The mind behind the hit-animated series Family Guy, Seth MacFarlane, ran with his success. He put a lot of hard work into the popular television show, but there was more at play for it to earn its spot in Fox’s programming lineup. MacFarlane explained how lucky timing was certainly a factor in Family Guy getting the distribution that allowed it to become a phenomenon.
‘Family Guy’ grew thanks to cult success
MacFarlane first brought Family Guy to the air in 1999, which gained attention for its crude humor and boundary-pushing throwback gags. However, Fox continued to move its time slot, pitting it against the likes of Fraiser, Survivor, and Friends. As a result, Family Guy‘s ratings dropped sharply, and they canceled it.
Fox saw the MacFarlane animated show as an opportunity to sell the rights for its reruns, but they couldn’t find many takers. Family Guy saw massive success on Adult Swim and home video, fully proving the show’s cult success. However, the controversy surrounding the show’s cancelation ultimately allowed it to come back bigger and better than ever.
Family Guy is still on the air, entering season 21 in Sept. 2022.

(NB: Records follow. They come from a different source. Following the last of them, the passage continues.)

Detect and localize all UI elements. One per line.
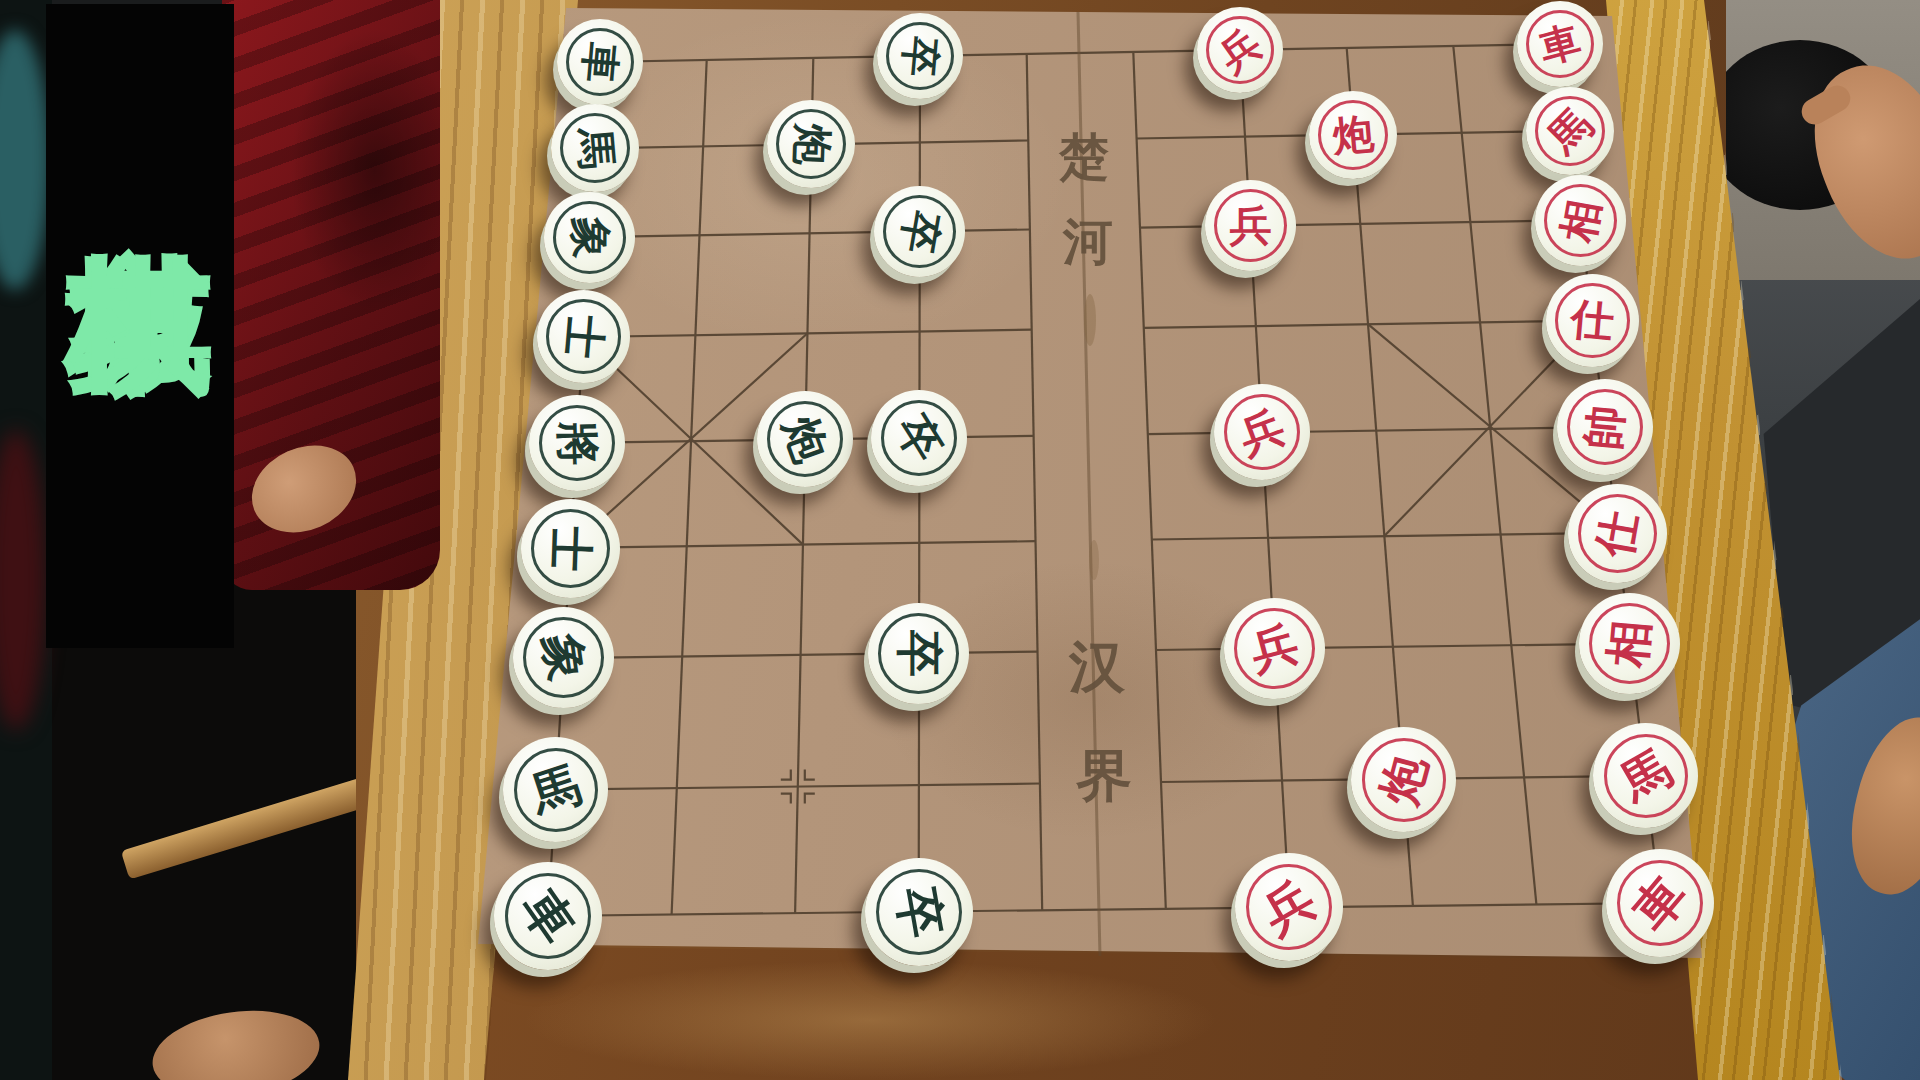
piece-glyph: 士 [540, 525, 602, 572]
piece-glyph: 象 [529, 630, 598, 685]
piece-black-soldier[interactable]: 卒 [877, 13, 963, 99]
table-sheen [520, 960, 1220, 1080]
piece-black-chariot[interactable]: 車 [557, 19, 643, 105]
piece-glyph: 卒 [887, 630, 950, 677]
piece-glyph: 相 [1596, 617, 1663, 669]
piece-glyph: 炮 [1330, 106, 1376, 164]
piece-black-soldier[interactable]: 卒 [865, 858, 973, 966]
piece-red-horse[interactable]: 馬 [1593, 723, 1698, 828]
piece-red-advisor[interactable]: 仕 [1568, 484, 1667, 583]
river-label: 界 [1076, 739, 1132, 815]
piece-black-horse[interactable]: 馬 [551, 104, 639, 192]
river-label: 汉 [1069, 630, 1125, 706]
piece-black-cannon[interactable]: 炮 [757, 391, 853, 487]
piece-black-cannon[interactable]: 炮 [767, 100, 855, 188]
piece-red-cannon[interactable]: 炮 [1351, 727, 1456, 832]
piece-black-elephant[interactable]: 象 [513, 607, 614, 708]
banner-char: 棋 [66, 252, 214, 400]
river-label: 楚 [1059, 124, 1109, 191]
piece-black-soldier[interactable]: 卒 [874, 186, 965, 277]
piece-glyph: 仕 [1569, 290, 1617, 352]
piece-red-soldier[interactable]: 兵 [1214, 384, 1310, 480]
scene: 楚河汉界 車馬象士將士象馬車炮炮卒卒卒卒卒兵兵兵兵兵炮炮車馬相仕帥仕相馬車 城 … [0, 0, 1920, 1080]
piece-black-soldier[interactable]: 卒 [871, 390, 967, 486]
piece-glyph: 卒 [891, 34, 949, 79]
piece-glyph: 帥 [1574, 403, 1637, 452]
piece-glyph: 相 [1549, 195, 1611, 246]
piece-black-soldier[interactable]: 卒 [868, 603, 969, 704]
piece-red-advisor[interactable]: 仕 [1546, 274, 1639, 367]
piece-glyph: 士 [553, 313, 615, 361]
piece-black-advisor[interactable]: 士 [521, 499, 620, 598]
piece-red-soldier[interactable]: 兵 [1224, 598, 1325, 699]
piece-glyph: 兵 [1230, 198, 1272, 254]
piece-black-horse[interactable]: 馬 [503, 737, 608, 842]
river-label: 河 [1063, 209, 1113, 276]
piece-red-general[interactable]: 帥 [1557, 379, 1653, 475]
piece-glyph: 卒 [888, 206, 950, 257]
piece-red-horse[interactable]: 馬 [1526, 87, 1614, 175]
piece-glyph: 馬 [566, 125, 624, 171]
piece-black-advisor[interactable]: 士 [537, 290, 630, 383]
piece-red-elephant[interactable]: 相 [1579, 593, 1680, 694]
piece-red-chariot[interactable]: 車 [1606, 849, 1714, 957]
piece-red-soldier[interactable]: 兵 [1197, 7, 1283, 93]
piece-black-general[interactable]: 將 [529, 395, 625, 491]
piece-glyph: 仕 [1584, 506, 1651, 561]
title-banner: 城 市 象 棋 [46, 4, 234, 648]
piece-red-soldier[interactable]: 兵 [1235, 853, 1343, 961]
piece-black-elephant[interactable]: 象 [544, 192, 635, 283]
piece-glyph: 象 [562, 217, 618, 259]
piece-glyph: 車 [571, 40, 629, 85]
piece-red-soldier[interactable]: 兵 [1205, 180, 1296, 271]
piece-glyph: 將 [547, 420, 607, 466]
piece-red-chariot[interactable]: 車 [1517, 1, 1603, 87]
piece-red-cannon[interactable]: 炮 [1309, 91, 1397, 179]
piece-red-elephant[interactable]: 相 [1535, 175, 1626, 266]
piece-glyph: 炮 [783, 123, 839, 166]
piece-black-chariot[interactable]: 車 [494, 862, 602, 970]
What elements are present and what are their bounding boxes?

Seth MacFarlane pitched ‘Family Guy’ at just the right time
According to Peacock’s Hart to Heart, MacFarlane revealed what went into making Family Guy such a massive success. The journey wasn’t so easy, but he worked hard to get a studio interested in picking it up. However, he acknowledged that there was a bit of luck that went into the timing of his pitch. Host Kevin Hart brought up similar animated shows, such as Beavis and Butt-Head, asking him what shows opened the door for him.
“That show was underrated, well not underrated, I think at this point, people do acknowledge it for how stealthily groundbreaking it was,” MacFarlane said about Beavis and Butt-Head. “It was really something, that show.”
However, MacFarlane attributed the success of other animated shows to allowing Family Guy to become what it is.
“Again, not to sound like a broken record, The Simpsons changed the playing fields,” MacFarlane said. “I don’t think I ever pitch Family Guy, obviously later King of the Hill, I don’t think I could have pitched that show if that complete reset of that industry had not taken place. You know, when I came to Fox to pitch Family Guy, King of the Hill was sort of just getting off the ground. It was pretty new.”
MacFarlane came onto the scene at just the right time with Family Guy, which might not have had the success that it had without other big players.
“I did bust my ass, I worked really hard,” MacFarlane explained. “It was also [that] timing was a little bit in play there. I was pitching Family Guy at exactly the time that everyone wanted animation. I mean, that was all anyone would buy. The Simpsons had just exploded, King of the Hill was doing great, everybody wanted animation. So, I happened to be selling exactly what they were buying.”
Seth MacFarlane had no problem working as both a creative and talent
Hart brought up how MacFarlane pitched Family Guy as both a creative and talent. He voiced some of the show’s main characters, including Peter, Brian, and Stewie Griffin. However, Hart explained how difficult that must be to wear so many hats on a show that MacFarlane was also the creator of. Nevertheless, he explained that he thinks the life of a live-action actor must be much more difficult.
“Part of that was, I’d done voices and impressions since I was a kid,” MacFarlane said. “It’s interesting because … I’m always in awe of actors who can go on camera and do something, take such command of the scene. They say, ‘Oh boy, voice-over, that must be really hard.’ It’s like, ‘God, it’s really not. To me, it’s not. It’s what you guys do on camera headlining a movie, that’s tough.”